How to Think About the Sublime

TLC (Teaching and Learning College)

How to Think About the Sublime

March 19, 2025 at 10:00PM

We’ve all felt it at one time or another: an intangible state of pleasure, awe, perhaps even a slight fear that puts being human in stark relief, our smallness suddenly writ large in the face of something infinite such as a sweeping landscape, or a starry sky. In this comprehensive guide for Psyche, Nicole A Hall explores and attempts to describe the sublime, asking: “What role, then, might the sublime play in how you relate to your natural environment?”
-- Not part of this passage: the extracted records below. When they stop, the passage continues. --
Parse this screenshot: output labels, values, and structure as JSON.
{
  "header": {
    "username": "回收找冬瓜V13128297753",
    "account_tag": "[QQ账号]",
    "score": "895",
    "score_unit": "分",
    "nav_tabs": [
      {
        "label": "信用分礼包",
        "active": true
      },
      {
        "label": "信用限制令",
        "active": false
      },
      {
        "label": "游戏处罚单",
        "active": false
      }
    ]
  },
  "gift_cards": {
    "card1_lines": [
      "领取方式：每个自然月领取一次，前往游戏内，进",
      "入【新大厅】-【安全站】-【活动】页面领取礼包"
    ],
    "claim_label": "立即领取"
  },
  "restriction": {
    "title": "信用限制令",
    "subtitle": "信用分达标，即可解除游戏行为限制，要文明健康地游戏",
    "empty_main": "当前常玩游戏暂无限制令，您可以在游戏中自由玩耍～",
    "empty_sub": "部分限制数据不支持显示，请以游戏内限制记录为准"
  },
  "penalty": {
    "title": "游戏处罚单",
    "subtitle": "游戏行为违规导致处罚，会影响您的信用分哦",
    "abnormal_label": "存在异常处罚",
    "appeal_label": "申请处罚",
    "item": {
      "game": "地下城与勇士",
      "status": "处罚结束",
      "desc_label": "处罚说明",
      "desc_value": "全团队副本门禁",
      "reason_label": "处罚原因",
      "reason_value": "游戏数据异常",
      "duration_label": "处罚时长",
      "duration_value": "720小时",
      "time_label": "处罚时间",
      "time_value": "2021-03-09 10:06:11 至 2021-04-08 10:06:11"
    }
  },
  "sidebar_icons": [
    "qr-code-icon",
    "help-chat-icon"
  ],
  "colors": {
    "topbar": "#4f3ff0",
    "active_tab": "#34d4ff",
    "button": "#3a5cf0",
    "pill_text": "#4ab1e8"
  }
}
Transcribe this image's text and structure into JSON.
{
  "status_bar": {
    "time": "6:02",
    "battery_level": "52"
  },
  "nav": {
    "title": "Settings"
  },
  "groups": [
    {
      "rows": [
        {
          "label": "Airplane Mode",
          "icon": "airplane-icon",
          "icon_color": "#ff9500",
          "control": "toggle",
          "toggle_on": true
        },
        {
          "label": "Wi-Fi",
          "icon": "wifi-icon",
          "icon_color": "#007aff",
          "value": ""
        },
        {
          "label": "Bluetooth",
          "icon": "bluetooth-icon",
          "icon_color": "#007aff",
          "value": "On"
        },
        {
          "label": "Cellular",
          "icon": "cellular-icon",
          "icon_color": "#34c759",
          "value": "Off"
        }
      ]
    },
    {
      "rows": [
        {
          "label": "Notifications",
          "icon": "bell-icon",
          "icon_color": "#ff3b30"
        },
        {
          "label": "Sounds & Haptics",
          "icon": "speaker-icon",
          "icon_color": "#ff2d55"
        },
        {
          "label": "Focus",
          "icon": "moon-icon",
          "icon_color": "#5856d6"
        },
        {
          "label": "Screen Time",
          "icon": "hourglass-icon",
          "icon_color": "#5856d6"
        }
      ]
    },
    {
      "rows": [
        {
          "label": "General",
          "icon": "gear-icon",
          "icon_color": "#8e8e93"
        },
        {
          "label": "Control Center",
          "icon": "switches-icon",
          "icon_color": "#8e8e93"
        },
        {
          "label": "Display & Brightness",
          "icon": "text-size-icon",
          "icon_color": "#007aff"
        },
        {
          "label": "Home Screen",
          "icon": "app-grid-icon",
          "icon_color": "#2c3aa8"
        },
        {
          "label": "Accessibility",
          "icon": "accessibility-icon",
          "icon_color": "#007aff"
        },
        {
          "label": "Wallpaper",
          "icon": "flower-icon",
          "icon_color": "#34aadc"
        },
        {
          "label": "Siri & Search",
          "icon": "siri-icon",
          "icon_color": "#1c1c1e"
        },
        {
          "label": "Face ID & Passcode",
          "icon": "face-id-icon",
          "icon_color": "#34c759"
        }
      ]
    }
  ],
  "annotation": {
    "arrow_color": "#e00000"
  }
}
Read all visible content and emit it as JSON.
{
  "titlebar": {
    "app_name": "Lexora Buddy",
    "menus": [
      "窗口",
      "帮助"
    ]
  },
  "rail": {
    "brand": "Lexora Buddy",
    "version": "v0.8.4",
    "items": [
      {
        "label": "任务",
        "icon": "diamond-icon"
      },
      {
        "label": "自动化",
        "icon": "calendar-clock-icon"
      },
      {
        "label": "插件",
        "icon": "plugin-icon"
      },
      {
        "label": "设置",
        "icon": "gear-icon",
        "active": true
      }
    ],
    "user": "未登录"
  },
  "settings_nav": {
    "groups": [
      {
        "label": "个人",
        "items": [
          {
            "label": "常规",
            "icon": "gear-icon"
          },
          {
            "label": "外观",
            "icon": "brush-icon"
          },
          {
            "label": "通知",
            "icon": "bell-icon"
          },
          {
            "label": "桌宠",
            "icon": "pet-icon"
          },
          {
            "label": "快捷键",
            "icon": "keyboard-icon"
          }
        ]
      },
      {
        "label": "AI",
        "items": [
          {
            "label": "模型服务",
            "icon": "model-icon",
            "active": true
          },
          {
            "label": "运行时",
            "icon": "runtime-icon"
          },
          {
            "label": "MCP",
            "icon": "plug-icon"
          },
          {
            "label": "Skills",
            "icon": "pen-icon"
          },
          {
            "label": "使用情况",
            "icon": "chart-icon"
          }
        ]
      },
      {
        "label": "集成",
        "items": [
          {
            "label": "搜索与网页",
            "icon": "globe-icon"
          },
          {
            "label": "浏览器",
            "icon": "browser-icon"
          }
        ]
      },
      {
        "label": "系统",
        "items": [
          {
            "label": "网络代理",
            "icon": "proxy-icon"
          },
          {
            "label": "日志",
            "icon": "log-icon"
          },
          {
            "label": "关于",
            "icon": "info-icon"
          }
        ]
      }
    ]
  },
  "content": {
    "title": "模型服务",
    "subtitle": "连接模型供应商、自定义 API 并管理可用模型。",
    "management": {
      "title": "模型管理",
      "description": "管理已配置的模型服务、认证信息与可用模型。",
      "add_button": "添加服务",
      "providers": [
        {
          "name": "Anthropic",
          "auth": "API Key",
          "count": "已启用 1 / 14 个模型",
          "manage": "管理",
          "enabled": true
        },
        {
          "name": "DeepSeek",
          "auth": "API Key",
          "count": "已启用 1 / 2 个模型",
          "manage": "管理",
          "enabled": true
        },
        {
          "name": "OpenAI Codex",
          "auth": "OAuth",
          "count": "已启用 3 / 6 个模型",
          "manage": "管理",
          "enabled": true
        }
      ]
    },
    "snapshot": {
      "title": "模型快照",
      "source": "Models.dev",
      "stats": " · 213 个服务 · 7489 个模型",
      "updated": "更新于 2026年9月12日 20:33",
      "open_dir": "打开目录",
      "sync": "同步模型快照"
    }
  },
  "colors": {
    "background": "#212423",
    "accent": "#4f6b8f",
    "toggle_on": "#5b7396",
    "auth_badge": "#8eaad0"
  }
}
Because the sublime relates both to internal, subjective experience and to the external, objective world, it can often seem to resist definition: what are the principles that guide its use or application? Should we experience it as emerging from human experience, or from the world ‘out there’? In The Sublime Reader (2018), Robert Clewis writes that there is ‘an ambiguity in theories of the sublime, an ambiguity that may well be unavoidable’. He says that ‘the sublime can refer to a person’s or subject’s feelings and experiences, and it can be applied to the object that elicits those responses.’ This way of thinking places the subject in a position of distance from the object eliciting the experience of the sublime, making it difficult to pin down if it is psychological, or emotional, rather than an objective feature.

So, the concept is no doubt perplexing, and some have thought that no coherent theory of it is even possible. Although we can identify the sublime, it seems to follow no principle or rule. While it brings pleasure, that pleasure is associated with pain or fear. While linked with nature, it also applies to art, even if derivatively. And though it is associated with religious experience, it also maps onto scientific wonder and discovery. A pessimistic view would be to suggest that, since we are not fully able to explain the concept or categorise our emotional responses, we might as well give up on it.

A more positive approach would be that, even if the sublime in some sense defeats our reasoning abilities, yielding to the unknown is a creative act. It is generative of ideas that can orient us towards acknowledging our profound connection with the natural environment, which is not always harmonious or comfortable. It’s difficult to pin down exactly what the sublime is – but that doesn’t mean we should do away with it.